Second, New York Attorney General Andrew Cuomo is likely to file civil charges against B of A executives "over their role in failing to alert shareholders to mounting losses as well as accelerated bonus payments at Merrill," according to the AP.
Sticking it to Wall Street has long been a popular sport among politicians, and the money trust has duly played its part over the years by showing it can't be trusted with money. Clearly, Cuomo smells a winner here (and B of A's conduct in the Merrill affair has certainly invited scrutiny). Earlier this summer he issued a widely publicized report documenting the excesses of banker pay. Now he's painting a bull's-eye directly on B of A.
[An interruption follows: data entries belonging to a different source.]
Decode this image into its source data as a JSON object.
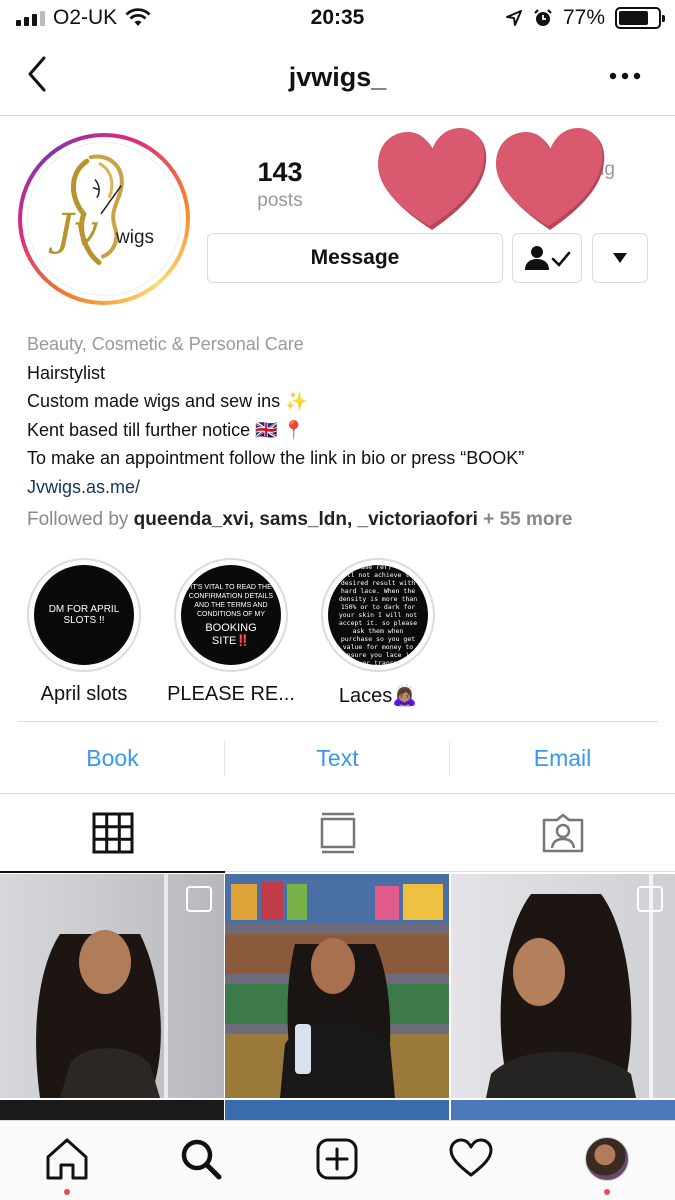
{
  "status_bar": {
    "carrier": "O2-UK",
    "time": "20:35",
    "battery": "77%",
    "battery_level": 0.77
  },
  "header": {
    "title": "jvwigs_"
  },
  "profile": {
    "logo_main": "Jv",
    "logo_sub": "wigs",
    "stats": [
      {
        "value": "143",
        "label": "posts"
      },
      {
        "value": "",
        "label": "fo"
      },
      {
        "value": "",
        "label": "ng"
      }
    ],
    "message_button": "Message",
    "bio": {
      "category": "Beauty, Cosmetic & Personal Care",
      "lines": [
        "Hairstylist",
        "Custom made wigs and sew ins ✨",
        "Kent based till further notice 🇬🇧 📍",
        "To make an appointment follow the link in bio or press “BOOK”"
      ],
      "link": "Jvwigs.as.me/",
      "followed_prefix": "Followed by ",
      "followed_names": "queenda_xvi, sams_ldn, _victoriaofori",
      "followed_more": " + 55 more"
    }
  },
  "highlights": [
    {
      "label": "April slots",
      "cover_text": "DM FOR APRIL SLOTS !!"
    },
    {
      "label": "PLEASE RE...",
      "cover_text": "IT'S VITAL TO READ THE CONFIRMATION DETAILS AND THE TERMS AND CONDITIONS OF MY",
      "cover_emphasis": "BOOKING SITE‼️"
    },
    {
      "label": "Laces🙇🏽‍♀️",
      "cover_text": "density lace is hard like same rer) as you will not achieve the desired result with hard lace. When the density is more than 150% or to dark for your skin I will not accept it. so please ask them when purchase so you get value for money to ensure you lace is light or transparent the lace is"
    }
  ],
  "contact_buttons": [
    "Book",
    "Text",
    "Email"
  ],
  "colors": {
    "accent_blue": "#3897f0",
    "link_navy": "#10385e",
    "hearts": "#d95a6e",
    "notification_dot": "#ed4956"
  },
  "icons": {
    "grid_tab": "grid-icon",
    "feed_tab": "feed-icon",
    "tagged_tab": "tagged-icon",
    "nav": [
      "home-icon",
      "search-icon",
      "add-post-icon",
      "activity-heart-icon",
      "profile-avatar"
    ]
  }
}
In a Sept. 8 letter to Lewis Liman, the outside lawyer representing B of A in the bonus case, Cuomo lieutenant David Markowitz accused the company of deliberately hindering the AG's investigation. And he all but painted a scarlet letter on B of A:
These irregular bonus payments were not disclosed. . . even though they clearly should have been under the circumstances. The payments were made even though Merrill faced results so disastrous that Bank of America was seeking to tenninate the transaction. In fact, Bank of America only went forward with the transaction after its executives were threatened with removal and after getting verbal commitments from the United States Treasury to support the merger with taxpayer funds.There's gonna be a lynchin'! Don't forget the popcorn.